Le vent soufflait fort, mes cheveux fouettaient mon visage. Les groupes d'élèves se formaient ici et là, comme à chaque récréation. Le froid m'envahit. Je mis les mains dans mes poches et serrai mon écharpe un peu plus autour de mon cou pour essayer de me réchauffer.
J'étais adossée aux casiers quand j'entendis des voix, que je connaissais trop bien, s'approcher.

- Tiens tiens, mais regardez qui est là ? Ne serait-ce pas la grande patineuse, Iris Leblanc ? s'amusa Emma.

- Mais oui c'est elle ! s'exclama Mathias, faussement enjoué.

- Elle a tellement pris la grosse tête que je ne l'avais même par reconnue, rigola Marine Franklin.

Dîtes-moi que c'était un cauchemar ? Emma n'était quand même pas devenue amie avec Mathias et Marine ?

- Alors, qu'avons nous là ? demanda Emma en prenant mon sac de sport. Mais oui ce sont bien des Jackson que je vois !

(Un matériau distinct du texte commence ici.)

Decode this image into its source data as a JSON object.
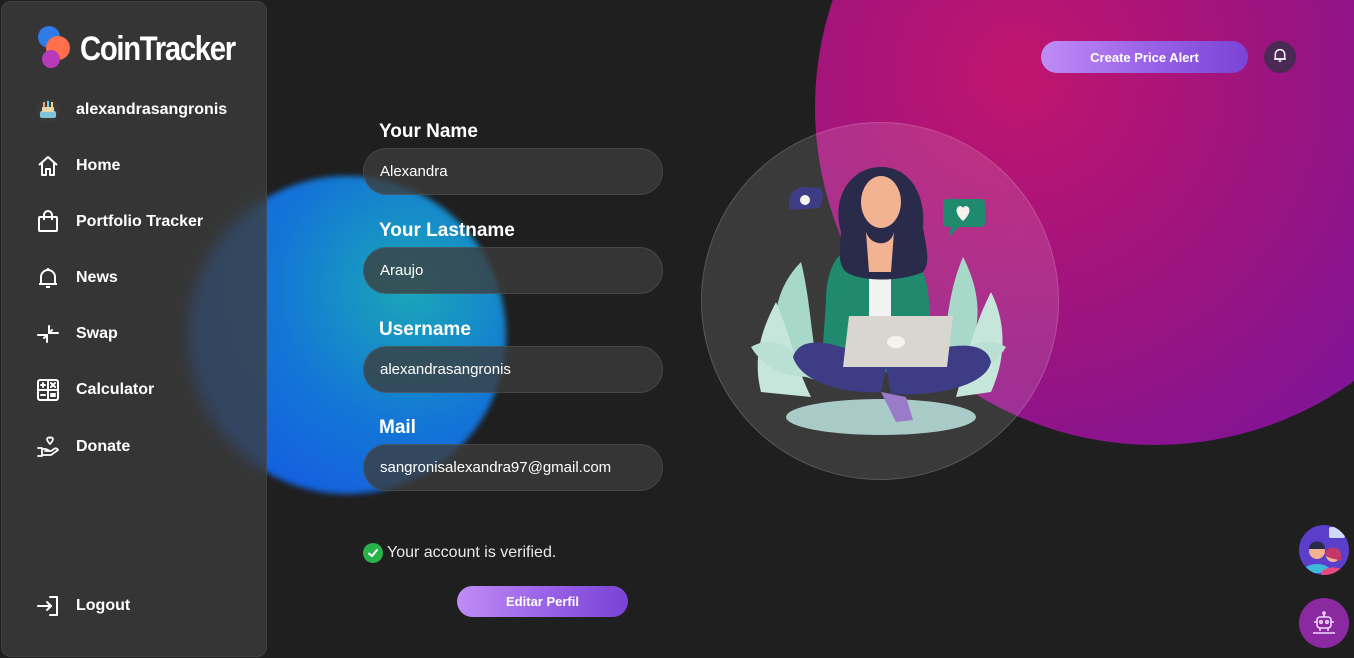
{
  "brand": {
    "name": "CoinTracker",
    "logo_icon": "cointracker-logo"
  },
  "sidebar": {
    "items": [
      {
        "label": "alexandrasangronis",
        "icon": "user-avatar-icon"
      },
      {
        "label": "Home",
        "icon": "home-icon"
      },
      {
        "label": "Portfolio Tracker",
        "icon": "shopping-bag-icon"
      },
      {
        "label": "News",
        "icon": "bell-icon"
      },
      {
        "label": "Swap",
        "icon": "swap-arrows-icon"
      },
      {
        "label": "Calculator",
        "icon": "calculator-icon"
      },
      {
        "label": "Donate",
        "icon": "hand-heart-icon"
      }
    ],
    "logout": {
      "label": "Logout",
      "icon": "logout-icon"
    }
  },
  "header": {
    "create_alert_label": "Create Price Alert",
    "notification_icon": "bell-icon"
  },
  "form": {
    "name": {
      "label": "Your Name",
      "value": "Alexandra"
    },
    "lastname": {
      "label": "Your Lastname",
      "value": "Araujo"
    },
    "username": {
      "label": "Username",
      "value": "alexandrasangronis"
    },
    "mail": {
      "label": "Mail",
      "value": "sangronisalexandra97@gmail.com"
    },
    "verified_text": "Your account is verified.",
    "edit_button_label": "Editar Perfil"
  },
  "colors": {
    "background": "#1f1f1f",
    "accent_purple": "#9b64e8",
    "verified_green": "#27b24a",
    "blob_pink": "#c0156e",
    "blob_blue": "#1376d6"
  }
}
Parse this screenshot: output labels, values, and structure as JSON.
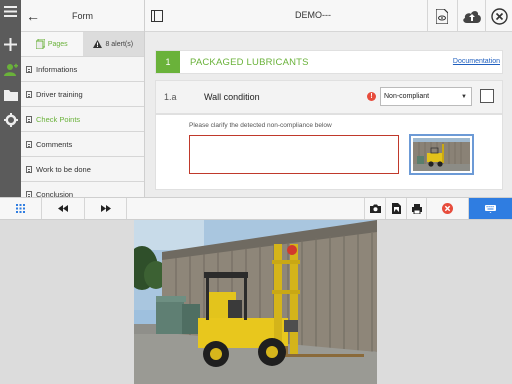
{
  "form_panel": {
    "title": "Form",
    "tabs": [
      {
        "label": "Pages",
        "active": true
      },
      {
        "label": "8 alert(s)",
        "active": false
      }
    ],
    "pages": [
      {
        "label": "Informations",
        "active": false
      },
      {
        "label": "Driver training",
        "active": false
      },
      {
        "label": "Check Points",
        "active": true
      },
      {
        "label": "Comments",
        "active": false
      },
      {
        "label": "Work to be done",
        "active": false
      },
      {
        "label": "Conclusion",
        "active": false
      }
    ]
  },
  "topbar": {
    "doc_title": "DEMO---"
  },
  "section": {
    "number": "1",
    "name": "PACKAGED LUBRICANTS",
    "doc_link": "Documentation"
  },
  "question": {
    "number": "1.a",
    "label": "Wall condition",
    "warn_symbol": "!",
    "selected_value": "Non-compliant",
    "checked": false
  },
  "detail": {
    "hint": "Please clarify the detected non-compliance below",
    "textarea_value": ""
  },
  "colors": {
    "accent_green": "#6ab23a",
    "rail": "#5b5b5b",
    "error_red": "#e74c3c",
    "primary_blue": "#2f7de1",
    "link_blue": "#1f5fbf"
  },
  "icons": {
    "rail": [
      "menu-icon",
      "plus-icon",
      "user-icon",
      "folder-icon",
      "gear-icon"
    ],
    "topbar": [
      "eye-document-icon",
      "cloud-upload-icon",
      "close-circle-icon"
    ],
    "toolbar": [
      "grid-icon",
      "rewind-icon",
      "fast-forward-icon",
      "camera-icon",
      "image-file-icon",
      "printer-icon",
      "delete-icon",
      "keyboard-icon"
    ]
  }
}
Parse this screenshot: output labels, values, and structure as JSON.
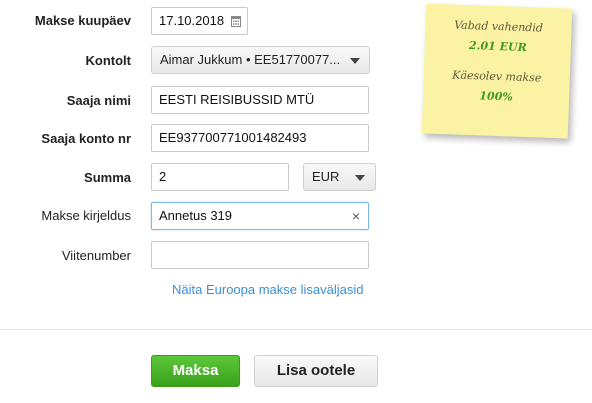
{
  "form": {
    "date": {
      "label": "Makse kuupäev",
      "value": "17.10.2018"
    },
    "account": {
      "label": "Kontolt",
      "value": "Aimar Jukkum • EE51770077..."
    },
    "recipient_name": {
      "label": "Saaja nimi",
      "value": "EESTI REISIBUSSID MTÜ"
    },
    "recipient_account": {
      "label": "Saaja konto nr",
      "value": "EE937700771001482493"
    },
    "amount": {
      "label": "Summa",
      "value": "2",
      "currency": "EUR"
    },
    "description": {
      "label": "Makse kirjeldus",
      "value": "Annetus 319",
      "clear_glyph": "×"
    },
    "reference": {
      "label": "Viitenumber",
      "value": ""
    },
    "europe_link": "Näita Euroopa makse lisaväljasid"
  },
  "sticky_note": {
    "available_label": "Vabad vahendid",
    "available_value": "2.01 EUR",
    "current_payment_label": "Käesolev makse",
    "current_payment_value": "100%"
  },
  "actions": {
    "pay_label": "Maksa",
    "pending_label": "Lisa ootele"
  },
  "colors": {
    "accent_green": "#3aa11b",
    "link_blue": "#3a8fd6",
    "note_yellow": "#fbf2a4"
  }
}
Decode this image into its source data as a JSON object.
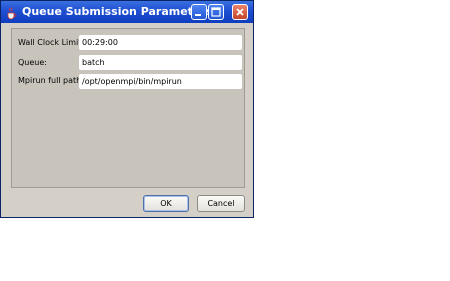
{
  "dialog": {
    "title": "Queue Submission Parameters"
  },
  "form": {
    "wall_clock_label": "Wall Clock Limit:",
    "wall_clock_value": "00:29:00",
    "queue_label": "Queue:",
    "queue_value": "batch",
    "mpirun_label": "Mpirun full path:",
    "mpirun_value": "/opt/openmpi/bin/mpirun"
  },
  "buttons": {
    "ok_label": "OK",
    "cancel_label": "Cancel"
  },
  "icons": {
    "app": "java-cup-icon",
    "minimize": "minimize-icon",
    "maximize": "maximize-icon",
    "close": "close-icon"
  },
  "colors": {
    "titlebar": "#1f4fd1",
    "dialog_bg": "#d4d0c8"
  }
}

- Lâche-ça, répliquai-je en lui arrachant mes affaires des mains.

Elle a fait semblant d'être choquée par mon comportement avant de reprendre :

- Oh pardon ! Nous n'avons plus le droit de toucher aux patins de la princesse !

Je lui ai lancé un regard noir et me suis détournée. La sonnerie a retentit. Je poussai un soupire de soulagement, c'était bien la première fois que j'étais heureuse d'aller en permanence. Au moins en salle de perm je n'aurais pas à affronter ces trois vipères. Alors que je m'apprêtais à monter les escaliers, une main ferme se posa sur mon épaule.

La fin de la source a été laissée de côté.